The newest trend in smoking alternatives is a battery operated electronic cigarette – often referred to as a personal vaporizer or an “e-cig”. An electronic cigarette works by burning nicotine, which is then vaporized and inhaled. It is important to remember, however, that the Food and Drug Administration (FDA) has not fully studied or approved these devices, so their health risks remain unclear. Even worse, stories have recently been making headlines about electronic cigarettes exploding and causing severe burns to people’s faces and fires in their homes. In the last three years, over two dozen complaints have been submitted to the FDA regarding injuries from exploding devices. The people injured describe the sound of the blast as being similar to gunfire or an M-80 firework.

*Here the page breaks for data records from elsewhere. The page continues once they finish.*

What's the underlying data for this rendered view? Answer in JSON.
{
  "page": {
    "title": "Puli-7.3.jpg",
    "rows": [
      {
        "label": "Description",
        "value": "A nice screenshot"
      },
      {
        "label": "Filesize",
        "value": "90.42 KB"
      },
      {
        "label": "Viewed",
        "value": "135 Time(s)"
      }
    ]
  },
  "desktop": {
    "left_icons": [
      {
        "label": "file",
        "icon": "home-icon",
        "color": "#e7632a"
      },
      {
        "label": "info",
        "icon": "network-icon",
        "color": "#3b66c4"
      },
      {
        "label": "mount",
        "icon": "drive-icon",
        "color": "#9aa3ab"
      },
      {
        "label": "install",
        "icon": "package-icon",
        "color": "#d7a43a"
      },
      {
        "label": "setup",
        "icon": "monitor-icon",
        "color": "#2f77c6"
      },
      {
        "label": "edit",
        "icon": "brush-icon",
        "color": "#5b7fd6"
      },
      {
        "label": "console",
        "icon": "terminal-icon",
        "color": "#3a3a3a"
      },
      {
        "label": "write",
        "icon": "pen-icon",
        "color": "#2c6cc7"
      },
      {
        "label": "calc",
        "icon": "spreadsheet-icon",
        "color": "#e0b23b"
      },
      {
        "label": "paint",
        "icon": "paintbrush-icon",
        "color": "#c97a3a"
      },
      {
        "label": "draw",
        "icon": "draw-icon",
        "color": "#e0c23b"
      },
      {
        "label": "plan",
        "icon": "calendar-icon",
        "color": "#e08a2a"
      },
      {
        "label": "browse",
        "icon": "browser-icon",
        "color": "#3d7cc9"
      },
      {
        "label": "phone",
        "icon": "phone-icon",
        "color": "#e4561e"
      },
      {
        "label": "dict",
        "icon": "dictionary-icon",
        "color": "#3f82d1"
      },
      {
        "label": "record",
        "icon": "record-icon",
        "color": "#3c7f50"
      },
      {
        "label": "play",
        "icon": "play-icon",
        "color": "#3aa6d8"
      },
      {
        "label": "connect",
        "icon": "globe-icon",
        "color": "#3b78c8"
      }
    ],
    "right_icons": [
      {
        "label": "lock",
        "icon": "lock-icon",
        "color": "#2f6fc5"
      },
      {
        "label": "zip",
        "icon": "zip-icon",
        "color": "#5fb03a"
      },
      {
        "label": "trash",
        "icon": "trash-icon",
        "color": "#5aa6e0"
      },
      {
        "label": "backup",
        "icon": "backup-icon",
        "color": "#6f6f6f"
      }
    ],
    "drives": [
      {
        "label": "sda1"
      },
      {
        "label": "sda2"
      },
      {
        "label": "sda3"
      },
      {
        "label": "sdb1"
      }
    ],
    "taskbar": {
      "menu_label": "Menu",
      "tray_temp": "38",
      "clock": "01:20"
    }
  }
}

Although the FDA has held a variety of public health workshops discussing and examining the dangers of electronic cigarettes, no official regulations have been imposed – leaving consumers with more questions than answers about the potential safety risks. These products, however, are on the FDA’s radar and the regulation of these tobacco alternatives is on the horizon. Just this month, electronic cigarettes and similar devices were banned from checked luggage and airplanes. Until more regulations are imposed, consumers should be cognizant of the dangers of electronic cigarettes and decide for themselves of whether “vaping” is worth the risk.